Addicted to Oil

Thursday, June 19th, 2003

In Addicted to Oil, Elizabeth Shelburne summarizes U.S.-Saudi history before interviewing Robert Baer, a CIA veteran:

The history of U.S. involvement in Saudi Arabia goes back nearly to that nation’s birth. In 1933, a year after the kingdom was declared, the first American oil concession was granted. Over time, U.S. interest in Saudi oil evolved into a company called Aramco, which controlled all of the oil in Saudi Arabia — 25 percent of the world’s total. Aramco was a private company held by four large U.S. oil companies, with immense influence on the U.S. government. (It is now wholly owned by the Saudi government.) Moreover, the relationship between the U.S. and Saudi Arabia extends beyond this private interest — as early as 1943, President Franklin Roosevelt asserted that protecting the kingdom, and its oil, was of vital economic importance to the United States as a whole. The precedent of maintaining a friendly relationship with Saudi Arabia, for both public and private reasons, has remained unchanged in the intervening years.

Baer’s take on Sunni Islam:

We, as a country, not just the CIA, didn’t think that Sunni fundamentalism was all that bad. It helped us defeat Egypt in a large sense, and it helped us in the Yemen civil war in the sixties, and then in Afghanistan. So we were supportive of Sunni fundamentalism, never thinking that once the Russians were run out of Afghanistan the Sunnis would turn on us. It was a failure to see forward to this possibility. It wasn’t just the CIA. It was the CIA, the State Department, the White House, and the American press as well. They all said, “Saudi Arabia is a medieval country, we don’t really need to worry about it, it’s very conservative, it doesn’t change very fast, it’s a mutually beneficial relationship. They pump the oil, they bank our oil, they buy our weapons, it’s all to our advantage.”

U.S.-Saudi relations:

There’s an extremely close relationship between the White House and the king of Saudi Arabia, along with the oil minister and the ambassador. You can call the ambassador up and say, “Look, we’re forecasting a shortage in the world oil market because of speculation. Can you pump more?” In every crisis, the Saudis have come through. Let’s be frank about it — they were our best allies in the Middle East. They banked this oil — 2-3 million barrels — at a very high cost, they never got reimbursed for it, and they were always there. The Iran-Iraq war, they were there. When the Iraqis overran Kuwait, they were there. Strikes in Venezuela, they came through and pumped more oil. They had their own interests, but they also protected our markets as well.

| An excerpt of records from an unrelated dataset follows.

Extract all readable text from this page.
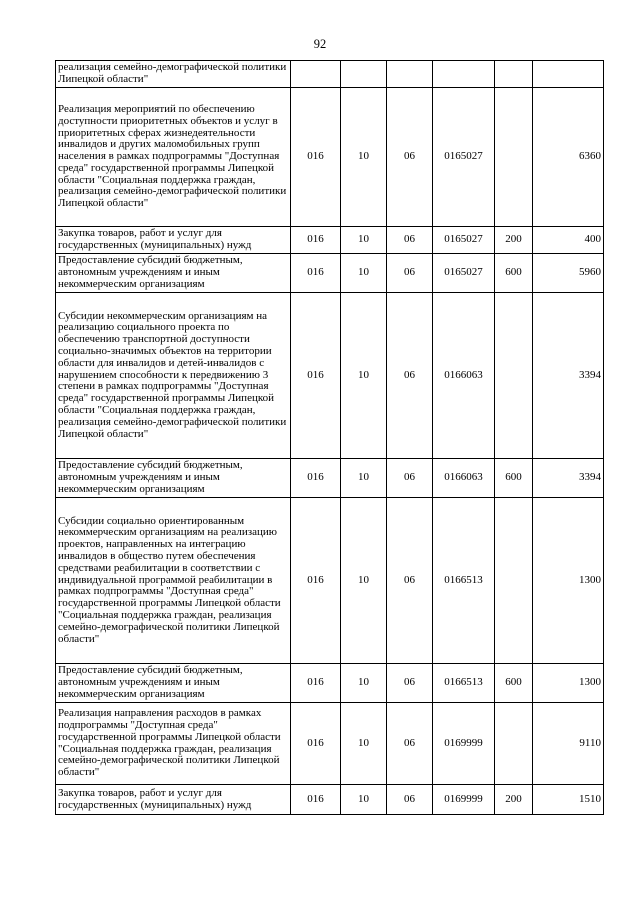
92
реализация семейно-демографической политики Липецкой области"						
Реализация мероприятий по обеспечению доступности приоритетных объектов и услуг в приоритетных сферах жизнедеятельности инвалидов и других маломобильных групп населения в рамках подпрограммы "Доступная среда" государственной программы Липецкой области "Социальная поддержка граждан, реализация семейно-демографической политики Липецкой области"	016	10	06	0165027		6360
Закупка товаров, работ и услуг для государственных (муниципальных) нужд	016	10	06	0165027	200	400
Предоставление субсидий бюджетным, автономным учреждениям и иным некоммерческим организациям	016	10	06	0165027	600	5960
Субсидии некоммерческим организациям на реализацию социального проекта по обеспечению транспортной доступности социально-значимых объектов на территории области для инвалидов и детей-инвалидов с нарушением способности к передвижению 3 степени в рамках подпрограммы "Доступная среда" государственной программы Липецкой области "Социальная поддержка граждан, реализация семейно-демографической политики Липецкой области"	016	10	06	0166063		3394
Предоставление субсидий бюджетным, автономным учреждениям и иным некоммерческим организациям	016	10	06	0166063	600	3394
Субсидии социально ориентированным некоммерческим организациям на реализацию проектов, направленных на интеграцию инвалидов в общество путем обеспечения средствами реабилитации в соответствии с индивидуальной программой реабилитации в рамках подпрограммы "Доступная среда" государственной программы Липецкой области "Социальная поддержка граждан, реализация семейно-демографической политики Липецкой области"	016	10	06	0166513		1300
Предоставление субсидий бюджетным, автономным учреждениям и иным некоммерческим организациям	016	10	06	0166513	600	1300
Реализация направления расходов в рамках подпрограммы "Доступная среда" государственной программы Липецкой области "Социальная поддержка граждан, реализация семейно-демографической политики Липецкой области"	016	10	06	0169999		9110
Закупка товаров, работ и услуг для государственных (муниципальных) нужд	016	10	06	0169999	200	1510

How the royal family divvies up oil money:

It’s all hidden in defense and construction contracts. What has happened is that the price of Saudi oil is really transparent when it’s sold. Aramco has contracts, they sell oil at world prices, and they get reimbursed. It’s part of their budget. Some of their oil is called “political oil” which they give to their allies for free, whether it’s Yemen or Jordan, or at times, Bahrain and even Afghanistan and the Taliban. Where the money is stolen — and I call it stolen; the Saudis might not — is in construction and defense contracts. You pay commissions of 20-40 percent for arms deals. That’s divided among senior princes in the royal family and commission agents. The same thing happens in construction. When they rebuilt Mecca and Medina, they were overpaying for projects and the money went into the royal family, into the bin Laden family, into the bin Mahfouz family. I mean, what’s a commission? If you get 40 percent on a deal, it seems like bribery to me. And the royal family divides these commissions up, which supplements money they get in their allowances.